A/N: Hello there! This is something I've been thinking about for a while. It was kind of inspired by some recent personal events, which I've found are very good writing fuel! I don't write too often, so I hope this doesn't turn out too bad. Enjoy!
Trust is a powerful concept, especially when you turn into an enormous green monster and trample everything in your path every time you get a little worked up.
I desperately wish that the human race could see the world from my point of view. I spend every day trying to prove that I'm not an animalistic machine, that I can be an esteemed scientist if I'm given the chance. Everyone is always talking about how you can't let yourself down, that every person will find their place eventually, but here I am trying to get away from it. I need to. I'm seen as a monster, I even am one sometimes, and for some reason the world doesn't want to give me an opportunity to show what I've got. If they were to just look past the other guy, give me the recourses I need, they could see who Bruce Banner really is. I hate being known as the guy who turns green when he's angry, because I know I'm so much more than that.
I suppose that's what I love about Tony. He knows the real me, too. Tony's basically the only friend I have, but you only really need one, if they're the right person. Apart from the room, clothes, lab, all that stuff, he's given me what I really need; his trust. I haven't really had that since Betty.
Tony and I get each other. The other Avengers, they're sympathetic, but they don't understand what I've been through. It's hard to explain it without sounding pretentious. Tony gets me. We were both forced into this whole world of- well, saving the world. We both fell into this tragic lifestyle that we'd do anything to get out of. Tony says he loves the whole super-hero thing, but deep down, he wishes he had a normal life.
People ask me how I manage the Hulk. I usually tell that whole 'I'm always angry' bit, but that's a load of crap. Tony's given me that control. Not literally, of course, but through everything he's done. He's given me the strength I need to gain that control. There's a certain bliss I feel when I'm around him, like I've found the right place. A new one. He makes me feel like a person that just has a bad temper, with a brain and a heart and a soul, not just a storage unit for a can of angry.
It sounds ridiculous when I say I wish the world could see the real me. I know that's never going to happen.
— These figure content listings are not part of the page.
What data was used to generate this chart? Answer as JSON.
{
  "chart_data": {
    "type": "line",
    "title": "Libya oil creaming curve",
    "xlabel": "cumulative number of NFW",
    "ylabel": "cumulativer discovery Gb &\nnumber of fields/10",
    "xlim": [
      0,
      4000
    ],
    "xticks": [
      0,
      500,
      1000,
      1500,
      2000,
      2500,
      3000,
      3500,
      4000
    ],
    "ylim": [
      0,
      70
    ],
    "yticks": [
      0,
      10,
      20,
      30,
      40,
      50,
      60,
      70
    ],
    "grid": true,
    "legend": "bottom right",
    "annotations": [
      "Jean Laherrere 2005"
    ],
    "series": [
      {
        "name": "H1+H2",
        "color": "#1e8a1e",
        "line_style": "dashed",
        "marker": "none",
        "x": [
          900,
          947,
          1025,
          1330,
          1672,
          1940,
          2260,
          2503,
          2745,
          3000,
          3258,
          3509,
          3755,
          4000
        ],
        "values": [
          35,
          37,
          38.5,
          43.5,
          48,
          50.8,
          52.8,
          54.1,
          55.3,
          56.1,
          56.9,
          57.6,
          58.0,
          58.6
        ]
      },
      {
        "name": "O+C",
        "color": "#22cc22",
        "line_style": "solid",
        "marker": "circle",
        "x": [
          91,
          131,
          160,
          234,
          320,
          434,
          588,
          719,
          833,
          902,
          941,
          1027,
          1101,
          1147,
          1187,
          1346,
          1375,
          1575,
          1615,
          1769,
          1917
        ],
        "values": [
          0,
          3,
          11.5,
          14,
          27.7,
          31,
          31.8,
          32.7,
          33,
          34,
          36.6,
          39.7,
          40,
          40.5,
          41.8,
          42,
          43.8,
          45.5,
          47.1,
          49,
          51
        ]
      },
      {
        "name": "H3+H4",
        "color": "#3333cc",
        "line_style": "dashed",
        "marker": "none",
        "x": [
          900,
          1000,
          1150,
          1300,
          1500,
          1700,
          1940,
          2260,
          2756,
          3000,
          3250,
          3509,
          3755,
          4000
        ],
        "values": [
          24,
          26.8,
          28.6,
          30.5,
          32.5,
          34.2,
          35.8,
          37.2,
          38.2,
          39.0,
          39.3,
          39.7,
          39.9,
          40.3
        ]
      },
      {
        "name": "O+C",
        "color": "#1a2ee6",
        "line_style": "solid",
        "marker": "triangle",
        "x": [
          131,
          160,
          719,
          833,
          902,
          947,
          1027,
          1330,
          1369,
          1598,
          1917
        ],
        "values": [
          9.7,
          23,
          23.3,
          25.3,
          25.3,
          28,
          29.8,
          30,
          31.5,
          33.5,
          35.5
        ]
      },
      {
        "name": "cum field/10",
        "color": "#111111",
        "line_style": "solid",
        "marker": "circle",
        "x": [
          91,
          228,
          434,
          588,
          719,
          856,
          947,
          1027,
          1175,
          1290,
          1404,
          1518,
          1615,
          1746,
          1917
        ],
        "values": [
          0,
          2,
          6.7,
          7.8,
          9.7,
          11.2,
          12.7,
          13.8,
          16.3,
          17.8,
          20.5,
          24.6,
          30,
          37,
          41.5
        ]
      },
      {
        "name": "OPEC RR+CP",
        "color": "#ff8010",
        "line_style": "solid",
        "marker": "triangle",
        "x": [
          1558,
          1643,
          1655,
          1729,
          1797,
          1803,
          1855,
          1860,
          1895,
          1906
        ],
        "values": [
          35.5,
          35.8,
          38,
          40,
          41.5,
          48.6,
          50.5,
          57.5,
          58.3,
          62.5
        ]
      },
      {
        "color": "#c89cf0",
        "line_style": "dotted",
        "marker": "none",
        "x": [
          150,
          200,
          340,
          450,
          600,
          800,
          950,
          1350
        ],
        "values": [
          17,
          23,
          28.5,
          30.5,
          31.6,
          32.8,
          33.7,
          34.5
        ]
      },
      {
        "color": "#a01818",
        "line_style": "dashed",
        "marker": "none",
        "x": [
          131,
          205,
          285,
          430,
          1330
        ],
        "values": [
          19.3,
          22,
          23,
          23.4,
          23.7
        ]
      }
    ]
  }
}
It's like saying Arthur Conan Doyle will be known for his poetry, or Albert Einstein for his music.
What I'm getting at is that I wish the Hulk was accepted. I've gotten past trying to cure him, because you can't cure something that's part of you. The control tests are helping, but no matter how many trials are run, or how many tubes of my blood we test, the Hulk will always be seen as a destructive, untamed beast. If I-he, were seen as just a bigger, stronger, more heroic version of me, then maybe the universe and the Hulk could coexist.